No entanto, por mais difícil que o exercício possa parecer, queria focar-me nos sinais que nos permitem acreditar numa “saída limpa” destes tempos negros, que ainda está na sua fase inicial em que a principal prioridade é a preocupação com a saúde. Já todos ouvimos, vimos, lemos ou discutimos pelas redes sociais – que nos tornou mais isolados em tempos normais, mas que agora, na verdade, nos juntam no sentido de comunidade virtual que sempre assumiu –, que o pior está para vir. O congelamento da esmagadora maioria da actividade económica terá consequências tão imprevisíveis como incomensuráveis.
Acredito que, por mais doloroso que possa ser o caminho que se avizinha, a humanidade saberá adaptar-se a este tipo de novas realidades. Podemos ser, de uma maneira geral, um pouco renitentes às mudanças, mas a forma tão brusca como todos fomos confrontados, obrigará à perda de hábitos tão enraízados, desde logo a maneira como nos cumprimentamos. Aliás, o primeiro-ministro António Costa foi vítima disso mesmo, quando apertou a mão ao ministro da Educação, Tiago Brandão Rodrigues, na quinta-feira, o que obrigou a um esclarecimento na conta do Instagram do Governo, com um mea culpa do líder do executivo numa espécie de pedido de desculpa, com direito a lavagem de mãos com desinfectante e tudo.
Fiquei fascinado com uma missa numa localidade perto de Valência, na qual o padre local encheu os bancos da igreja com fotografias dos seus paroquiantes, numa cerimónia emitida pela Internet. Ou ainda uma procissão em Cuenca que substituiu andores por ambulâncias e onde as pessoas, à janela, tocavam bombos e faziam a festa da ressurreição de Cristo como podiam.
Ontem, Sexta-feira Santa, percorri, por necessidade, à hora do almoço, a Segunda Circular e da rotunda do relógio à Escola Superior de Comunicação Social só vi um carro. Lembrei-me da cena do filme Vanilla Sky, quando Tom Cruise saiu à rua em Nova Iorque e não se via vivalma. Não foi uma sensação agradável, mas rapidamente lembrei-me que, apesar do cenário desolador, a razão era a melhor.

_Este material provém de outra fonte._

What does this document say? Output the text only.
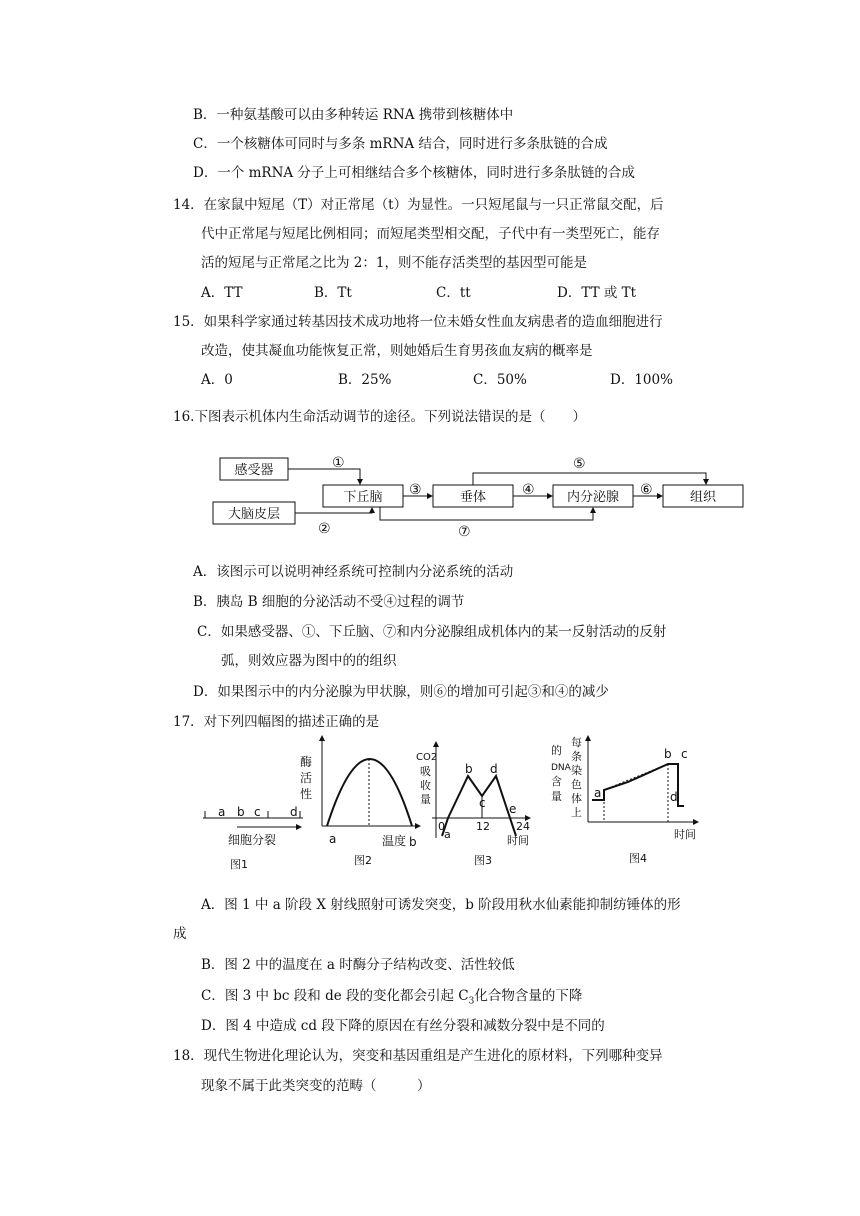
B．一种氨基酸可以由多种转运 RNA 携带到核糖体中
C．一个核糖体可同时与多条 mRNA 结合，同时进行多条肽链的合成
D．一个 mRNA 分子上可相继结合多个核糖体，同时进行多条肽链的合成
14．在家鼠中短尾（T）对正常尾（t）为显性。一只短尾鼠与一只正常鼠交配，后
代中正常尾与短尾比例相同；而短尾类型相交配，子代中有一类型死亡，能存
活的短尾与正常尾之比为 2：1，则不能存活类型的基因型可能是
A．TT	B．Tt	C．tt	D．TT 或 Tt
15．如果科学家通过转基因技术成功地将一位未婚女性血友病患者的造血细胞进行
改造，使其凝血功能恢复正常，则她婚后生育男孩血友病的概率是
A．0	B．25%	C．50%	D．100%
16.下图表示机体内生命活动调节的途径。下列说法错误的是（　　）
感受器
大脑皮层
下丘脑	垂体	内分泌腺	组织
①
②
③	④
⑤
⑥
⑦
A．该图示可以说明神经系统可控制内分泌系统的活动
B．胰岛 B 细胞的分泌活动不受④过程的调节
C．如果感受器、①、下丘脑、⑦和内分泌腺组成机体内的某一反射活动的反射
弧，则效应器为图中的的组织
D．如果图示中的内分泌腺为甲状腺，则⑥的增加可引起③和④的减少
17．对下列四幅图的描述正确的是
a b c d
细胞分裂
图1
酶
活
性
a	b
温度
图2
CO2
吸
收
量
0
a
b
c
d
e
12 24
时间
图3
的
DNA
含
量
每
条
染
色
体
上
a
b c
d
时间
图4
A．图 1 中 a 阶段 X 射线照射可诱发突变，b 阶段用秋水仙素能抑制纺锤体的形
成
B．图 2 中的温度在 a 时酶分子结构改变、活性较低
C．图 3 中 bc 段和 de 段的变化都会引起 $C_3$化合物含量的下降
D．图 4 中造成 cd 段下降的原因在有丝分裂和减数分裂中是不同的
18．现代生物进化理论认为，突变和基因重组是产生进化的原材料，下列哪种变异
现象不属于此类突变的范畴（　　　）
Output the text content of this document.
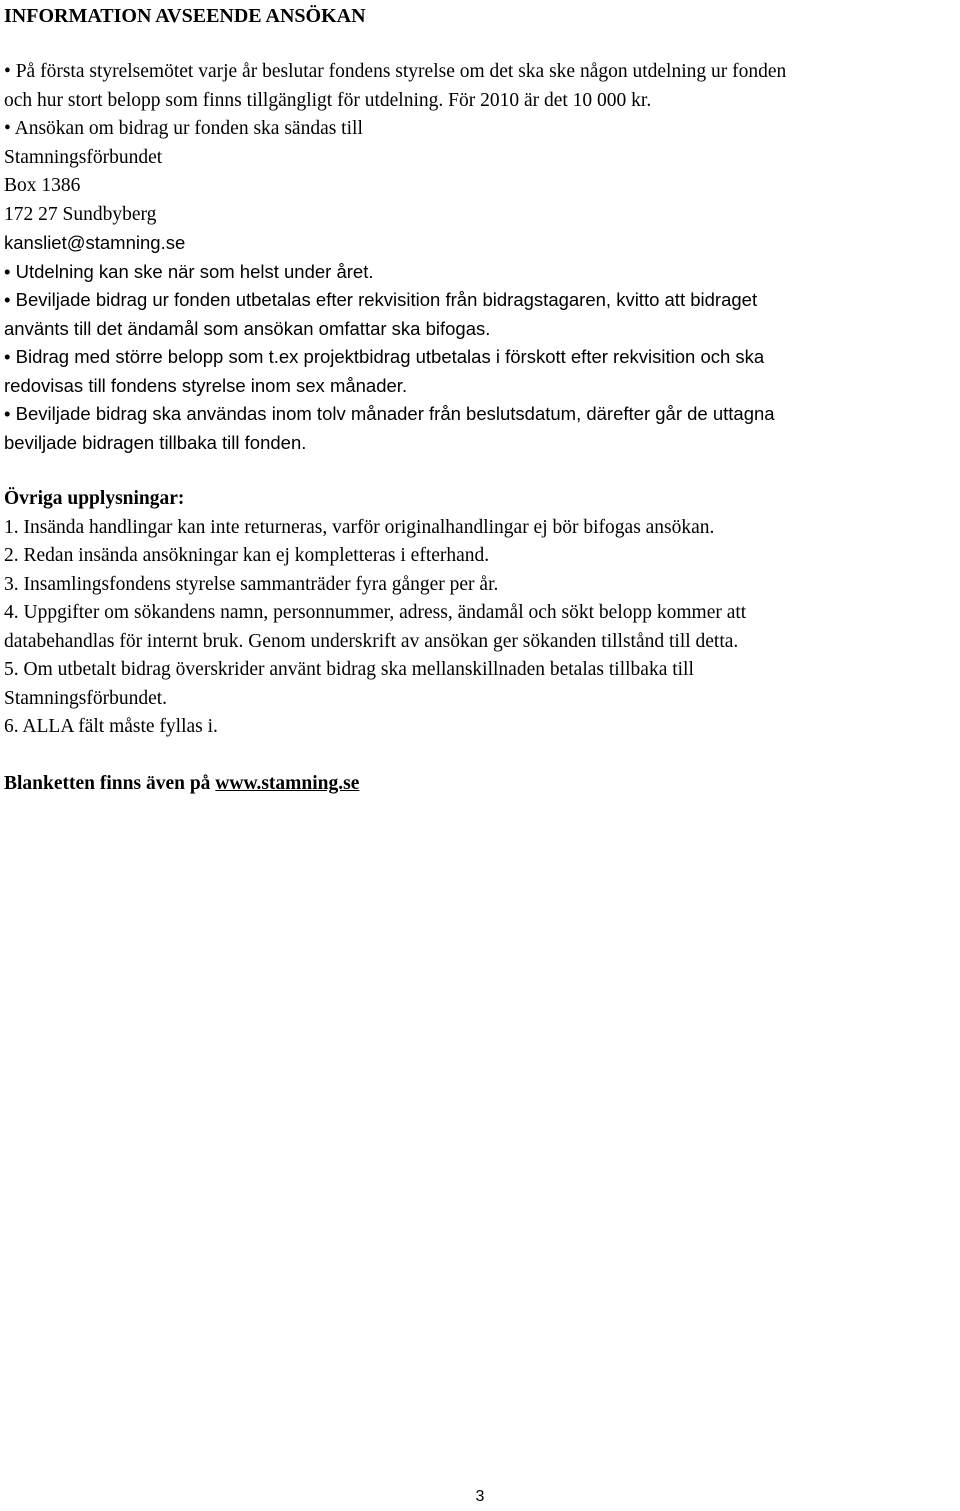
INFORMATION AVSEENDE ANSÖKAN

• På första styrelsemötet varje år beslutar fondens styrelse om det ska ske någon utdelning ur fonden

och hur stort belopp som finns tillgängligt för utdelning. För 2010 är det 10 000 kr.

• Ansökan om bidrag ur fonden ska sändas till

Stamningsförbundet

Box 1386

172 27 Sundbyberg

kansliet@stamning.se

• Utdelning kan ske när som helst under året.

• Beviljade bidrag ur fonden utbetalas efter rekvisition från bidragstagaren, kvitto att bidraget

använts till det ändamål som ansökan omfattar ska bifogas.

• Bidrag med större belopp som t.ex projektbidrag utbetalas i förskott efter rekvisition och ska

redovisas till fondens styrelse inom sex månader.

• Beviljade bidrag ska användas inom tolv månader från beslutsdatum, därefter går de uttagna

beviljade bidragen tillbaka till fonden.

Övriga upplysningar:

1. Insända handlingar kan inte returneras, varför originalhandlingar ej bör bifogas ansökan.

2. Redan insända ansökningar kan ej kompletteras i efterhand.

3. Insamlingsfondens styrelse sammanträder fyra gånger per år.

4. Uppgifter om sökandens namn, personnummer, adress, ändamål och sökt belopp kommer att

databehandlas för internt bruk. Genom underskrift av ansökan ger sökanden tillstånd till detta.

5. Om utbetalt bidrag överskrider använt bidrag ska mellanskillnaden betalas tillbaka till

Stamningsförbundet.

6. ALLA fält måste fyllas i.

Blanketten finns även på www.stamning.se

3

Também se tornou num lugar-comum a expressão de que nada será como dantes. Todos teremos de nos adaptar e é aqui que entra o verde de esperança. Está em curso a difícil negociação no que toca aos contratos de trabalho, com os esperados cortes salariais. Avizinha-se um verdadeiro imbróglio jurídico-laboral, e não apenas para o Sporting. Numa situação limite – porque já se percebeu que a realidade pode superar (e muito!) a ficção – imagino o nosso Clube a jogar, em maioria, com os miúdos formados na Academia, num cenário que já aqui referi como sendo uma alternativa mais do que natural à falta de liquidez que possa manietar a margem de manobra de gestão do futebol profissional. Outros já seguiram esse caminho, conseguindo reeguer-se e não se vivia num tempo disforme como este.

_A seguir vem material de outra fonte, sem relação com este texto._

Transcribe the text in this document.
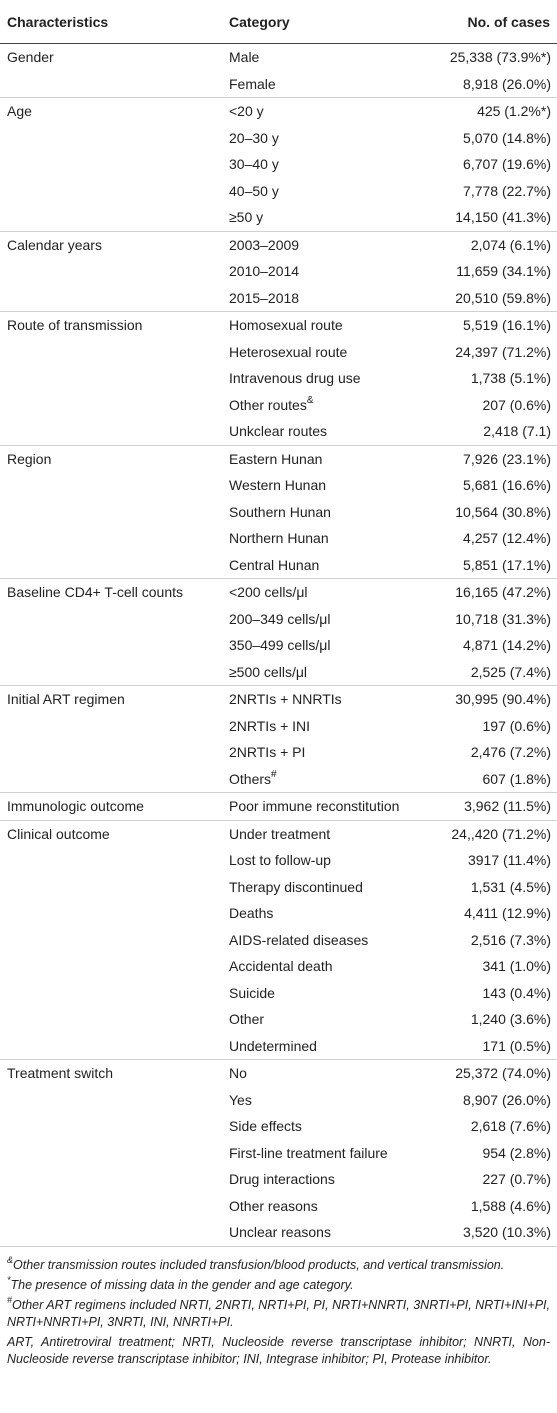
Characteristics	Category	No. of cases
Gender	Male	25,338 (73.9%*)
	Female	8,918 (26.0%)
Age	<20 y	425 (1.2%*)
	20–30 y	5,070 (14.8%)
	30–40 y	6,707 (19.6%)
	40–50 y	7,778 (22.7%)
	≥50 y	14,150 (41.3%)
Calendar years	2003–2009	2,074 (6.1%)
	2010–2014	11,659 (34.1%)
	2015–2018	20,510 (59.8%)
Route of transmission	Homosexual route	5,519 (16.1%)
	Heterosexual route	24,397 (71.2%)
	Intravenous drug use	1,738 (5.1%)
	Other routes&	207 (0.6%)
	Unkclear routes	2,418 (7.1)
Region	Eastern Hunan	7,926 (23.1%)
	Western Hunan	5,681 (16.6%)
	Southern Hunan	10,564 (30.8%)
	Northern Hunan	4,257 (12.4%)
	Central Hunan	5,851 (17.1%)
Baseline CD4+ T-cell counts	<200 cells/μl	16,165 (47.2%)
	200–349 cells/μl	10,718 (31.3%)
	350–499 cells/μl	4,871 (14.2%)
	≥500 cells/μl	2,525 (7.4%)
Initial ART regimen	2NRTIs + NNRTIs	30,995 (90.4%)
	2NRTIs + INI	197 (0.6%)
	2NRTIs + PI	2,476 (7.2%)
	Others#	607 (1.8%)
Immunologic outcome	Poor immune reconstitution	3,962 (11.5%)
Clinical outcome	Under treatment	24,,420 (71.2%)
	Lost to follow-up	3917 (11.4%)
	Therapy discontinued	1,531 (4.5%)
	Deaths	4,411 (12.9%)
	AIDS-related diseases	2,516 (7.3%)
	Accidental death	341 (1.0%)
	Suicide	143 (0.4%)
	Other	1,240 (3.6%)
	Undetermined	171 (0.5%)
Treatment switch	No	25,372 (74.0%)
	Yes	8,907 (26.0%)
	Side effects	2,618 (7.6%)
	First-line treatment failure	954 (2.8%)
	Drug interactions	227 (0.7%)
	Other reasons	1,588 (4.6%)
	Unclear reasons	3,520 (10.3%)

&Other transmission routes included transfusion/blood products, and vertical transmission.

*The presence of missing data in the gender and age category.

#Other ART regimens included NRTI, 2NRTI, NRTI+PI, PI, NRTI+NNRTI, 3NRTI+PI, NRTI+INI+PI, NRTI+NNRTI+PI, 3NRTI, INI, NNRTI+PI.

ART, Antiretroviral treatment; NRTI, Nucleoside reverse transcriptase inhibitor; NNRTI, Non-Nucleoside reverse transcriptase inhibitor; INI, Integrase inhibitor; PI, Protease inhibitor.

Uma última menção, em jeito de agradecimento, ao Bruno Nogueira e ao seu live ‘Como é que o Bicho Mexe?’ no Instagram. Todos os dias, a partir das 23 horas e durante 120 minutos, há uma espécie de catarse colectiva, na qual até a pianista Maria João Pires, a partir de Belgais, nos faz esquecer da loucura que corre lá fora. O próprio autor já admitiu que há uma gratificação – são sessões absolutamente altruístas – pelo calor humano que percorre a fibra (óptica) que nos liga a todos. E termina sempre com um: “Vai correr tudo bem”.